Monday, 25 June 2012

Zabaglione Mini Baked Alaska

Lately I've been learning to make zabaglione. The process itself is straightforward when you get the hang of it but silly me couldnt just be happy with scooping zabaglione over berries. Another twist is that the local liquor stores here dont sell but sweet Marsala. Well, to be honest, I even did one experiment with cherry liquor. Technically, it can be done but oh my it was sweet! Nevertheless, here's a version I am happy enough with to share it in the blog.

When I make desserts like this one, I usually pay a lot attention to sugar and sweetness. I like sweet but not too sweet. My taste for sugar has seriously declined (Or developed? Your call.) since teen years. Back then we used to joke that sugar in coffee is not for sweetening but thickening. Now I can't ingest it too sweet. Still like sweet more than my mom, whose gift choc boxes usually eats yours truly. My dad, oh well, he can down a Fazer Blue bar in a respectable time.

My steamer boiler thingy
Concerning this recipe, 1 xl egg (73-80 gr) should be enough to cover a portion for 2 persons, for one it's maybe even a bit too much. I tried to use one medium egg, and it proved difficult; heat management was more difficult and the egg curds easy as there is so little of egg mass to heat. Anyways, this is a good recipe in that way that you are not left with extra egg whites wondering what to do with them.

Pictures are from a portion with 3 ladyfinger bisquits, which makes a abundant dessert for one (or 2 on a diet). Add a few more bisquits for 2 gourmands. This dish is easy to spoil by daydreaming, so make sure you can work without delays and interruptions. You also need a two-storey kettle or some other means to keep the bottom of the bowl out of simmering water, and a metal bowl for whipping.

And for those who are still wondering, ice cream does not melt in the oven because air that has been whipped into egg mass provides insulation.
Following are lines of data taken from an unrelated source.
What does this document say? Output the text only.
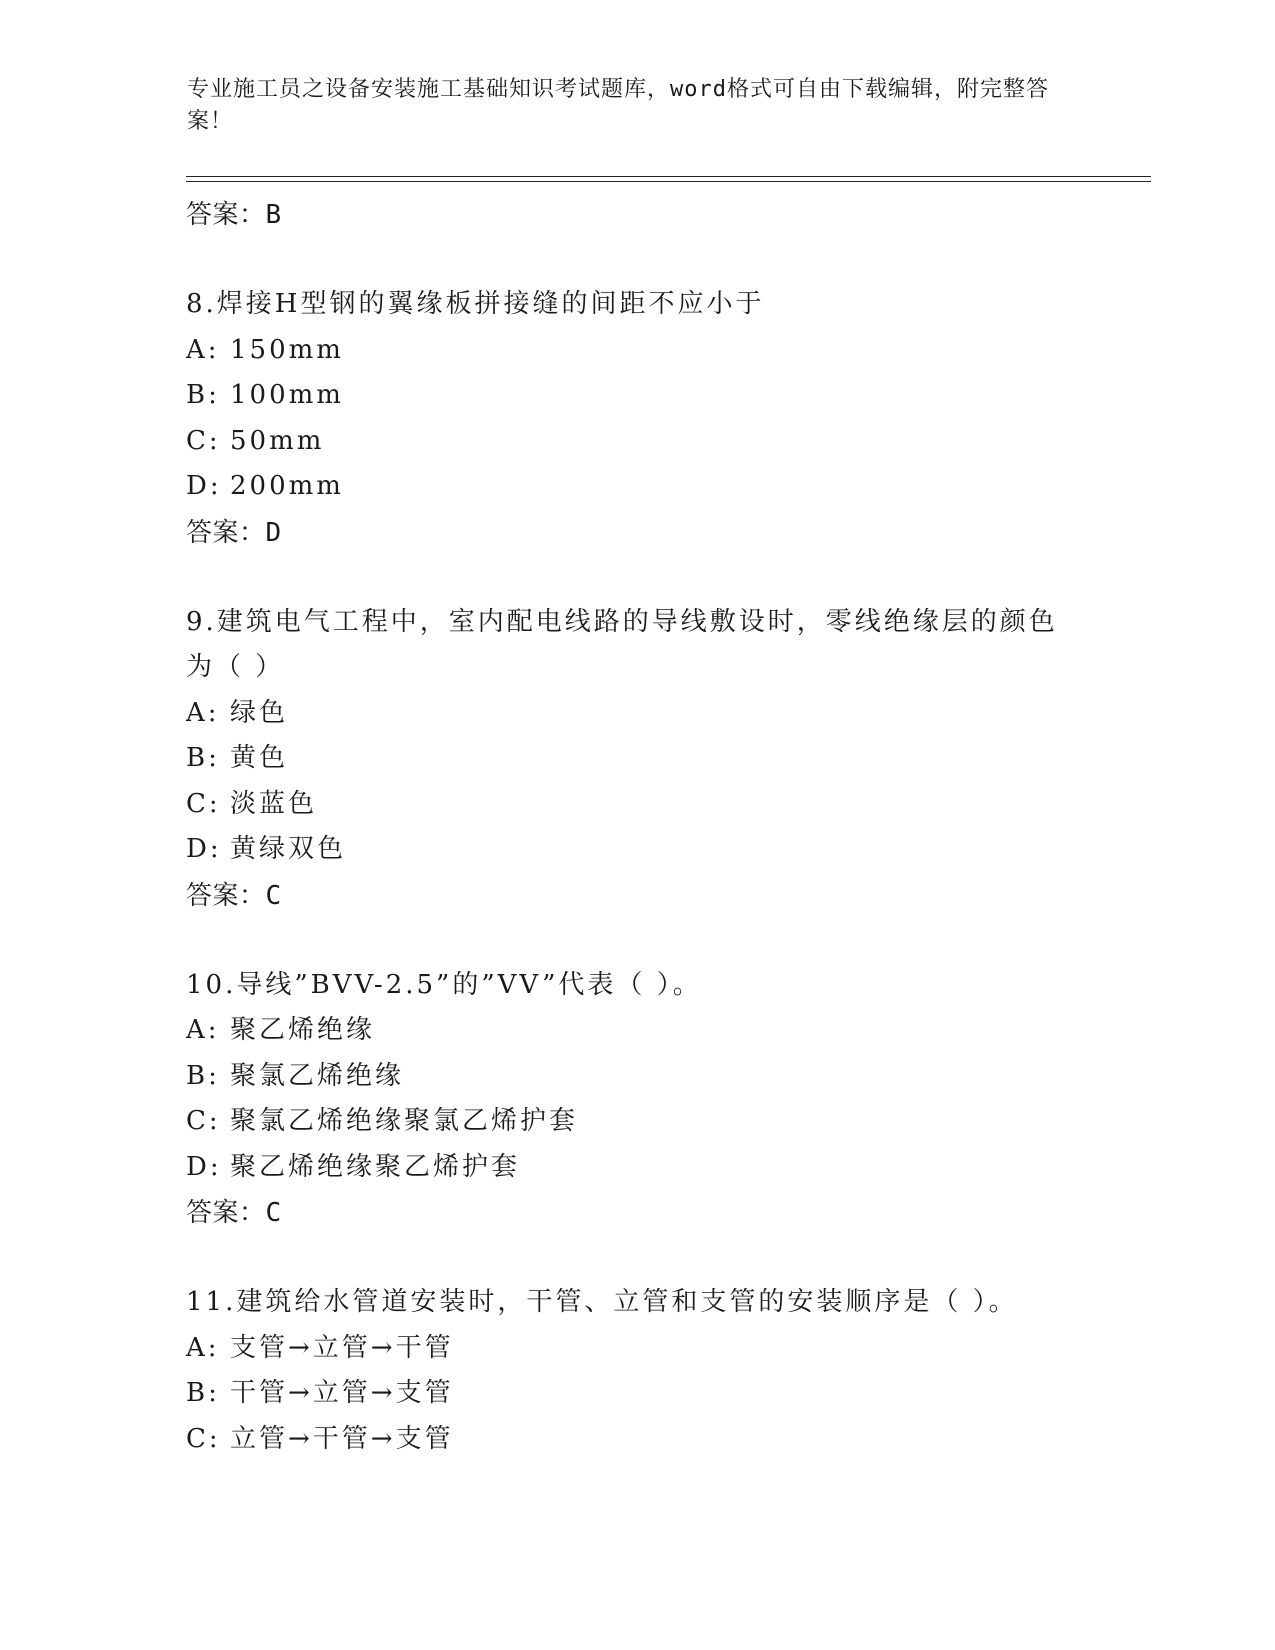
专业施工员之设备安装施工基础知识考试题库，word格式可自由下载编辑，附完整答案！
答案：B
8.焊接H型钢的翼缘板拼接缝的间距不应小于
A: 150mm
B: 100mm
C: 50mm
D: 200mm
答案：D
9.建筑电气工程中，室内配电线路的导线敷设时，零线绝缘层的颜色为（ ）
A: 绿色
B: 黄色
C: 淡蓝色
D: 黄绿双色
答案：C
10.导线”BVV-2.5”的”VV”代表（ ）。
A: 聚乙烯绝缘
B: 聚氯乙烯绝缘
C: 聚氯乙烯绝缘聚氯乙烯护套
D: 聚乙烯绝缘聚乙烯护套
答案：C
11.建筑给水管道安装时，干管、立管和支管的安装顺序是（ ）。
A: 支管→立管→干管
B: 干管→立管→支管
C: 立管→干管→支管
When the egg mass has been cooked, then heat can access ice cream and melt it, so be sure to take your baked alaska out in time!

Ingredients for zabaglione baked alaska:
  • 2-5 savoiardi/ladyfinger bisquits
  • 1 egg, separated
  • 25 cl Marsala (dry)
  • 0,75 tbsp sugar
  • 3-5 tbsp cherry, raspberry etc. jam
  • 0,5+ dl sweet wine, juice or liquor to moisten the bisquits. I diluted cherry liqour.
  • Plain vanilla ice cream

During my experiments I also came up with a Finnish version. Arctic cloudberry (hilla) works fantastically in zabaglione! Yummmmy! To be honest, I prefer it over Marsala. I heartily recommend to try it if you can get your hands on arctic cloudberry.
  • Use arctic cloudberry liquor instead Marsala ( a generous 1 tbsp)
  • Do not add sugar to the yolk nor the egg white foam
  • Moisten the bisquits with diluted (50/50) arctic cloudberry liquor or apple juice
  • Use low-sugar apricot or arctic cloudberry jam or even fresh fruit/berries pureed with a small pinch of sugar

1. Fill the kettle with water and put to simmer on medium heat.

2. Put bisquits on baking parchment and moisten generously with liquid of your choice. Soak them well, 'til they turn darkish from the liquid. They need to become soft.






3. Separate egg, white in one bowl and yolk in the metal bowl.

4. Start whipping the egg yolk with sugar until it foams lightly.

 5. Add Marsala and transfer the bowl to the boiler. The bowl itself must not touch water.

This is a picture from another zabaglione experiment but demonstrates the kettle system
6. And keep on whipping. If the egg mixture doesnt begin to heat up despite minutes of beating, add heat very carefully.

7. Still keep on whipping. Depending on the number of eggs this can take a good while. Check with your finger that the foam doesnt get too hot, or it curds. You should be able to put your finger in. If it starts to get too hot, remove from heat for a moment.

 
8. Now it starts to look like it's ready. Note how the foam keeps the waves and shapes after beater movement.

9. That's it ready!

10. Beat the egg white into stiff foam. It should stick to the bowl even if you turn it upside down.

11. See, it sticks there.
12. Mix egg white foam into zabaglione very tenderly. See that it makes a nice perky foam able to "stand on its own", it must stick to the sides and stay over ice cream. If there is excess egg white foam, discard it.







13. Put some jam over the bisquits.








14. Put ice cream over the bisquits.









15. Finally coat the whole thing with zabaglione foam. Be very careful especially to cover the ice cream so that it wont melt. Then rush it into oven.



16. Bake in 250C for 2-3 mins, until the foam gets a nice golden brown hue. 






17. Cut, put it on a plate and serve immediately.